Senior military positions were denied Igbos for the many years after the war till Chief Olusegun Obasanjo turned the tides in His second coming as Head of State in 1999. Once an Ìgbò military personnel attains the level of Colonel or Brigadier General in the Army, or it’s equivalent in the other military and paramilitary services, he/she is retired.
They were also schemed out in the civil service, while their intelligent children lost spaces in Unity Secondary Schools and Federal Universities using a quota system that lowered scores for students of Northern origin but hiked it disproportionately for their peers of Eastern Nigerian origin.
Alhaji Maitama Sule surmised the thinking of Northerners when he said, in reaction to the late Chief M. K. O. Abiola’s attempt to run for presidency in the ’80’s, that the Northerners were primed to Rule, the Yòrùbá to run the Economy, while the Ìgbò have not been outsmarted in commerce.
Commerce was the only space left for Igbos incidentally, though many would argue that they simply went back to their natural place.
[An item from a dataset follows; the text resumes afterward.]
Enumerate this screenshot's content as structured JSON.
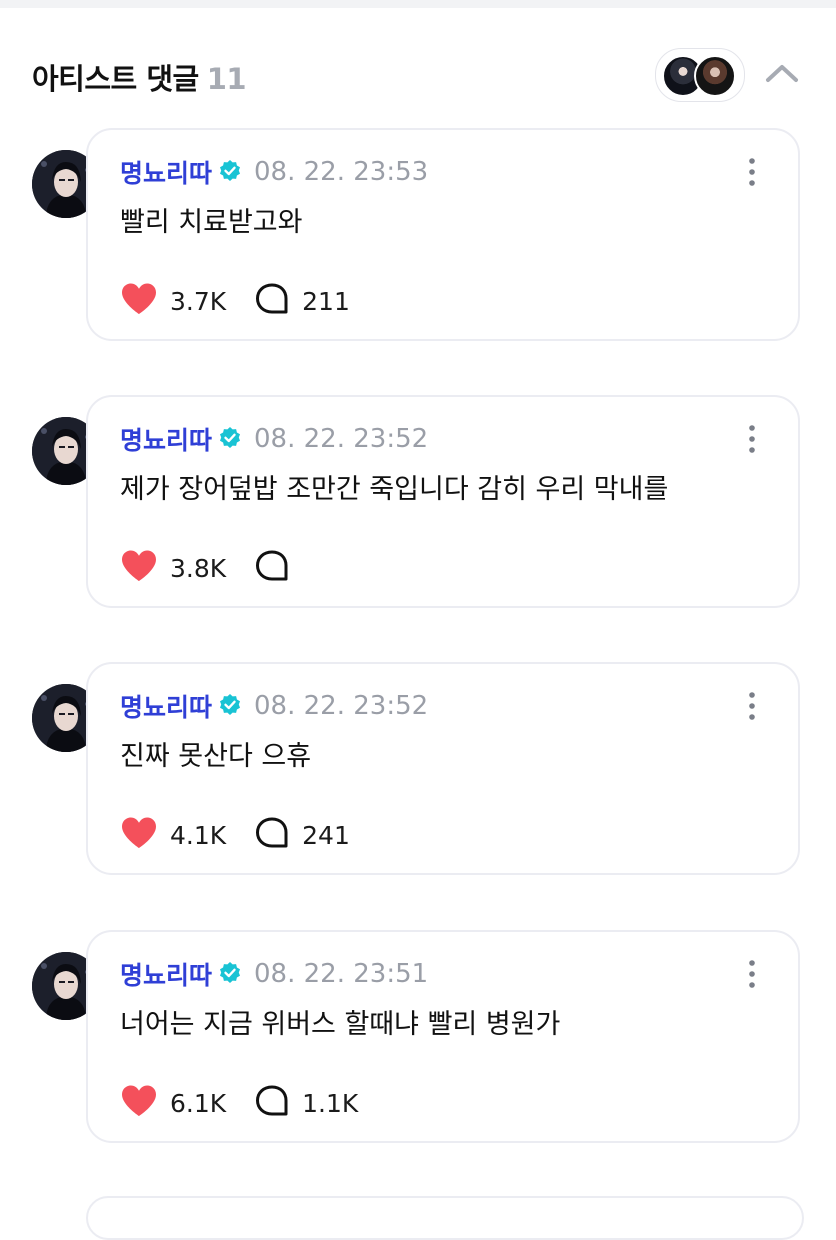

Those people forget that Igbos were in almost every field of endeavour at independence and immediately afterwards.
Gowon’s 3R’s was simply mouthed, but never implemented, Nigeria however continued to trudge on, trying to forge nationhood like you would from a broken egg.
By the time he was toppled from office while attending an Organization Of African Unity (defunct OAU) summit in Kampala, Uganda, on the 29th of July 1975 Nigerians had gotten tired of him, and they celebrated the coming to power of General Murtala Mohammed, by dancing on the streets.
If only they knew what awaited them!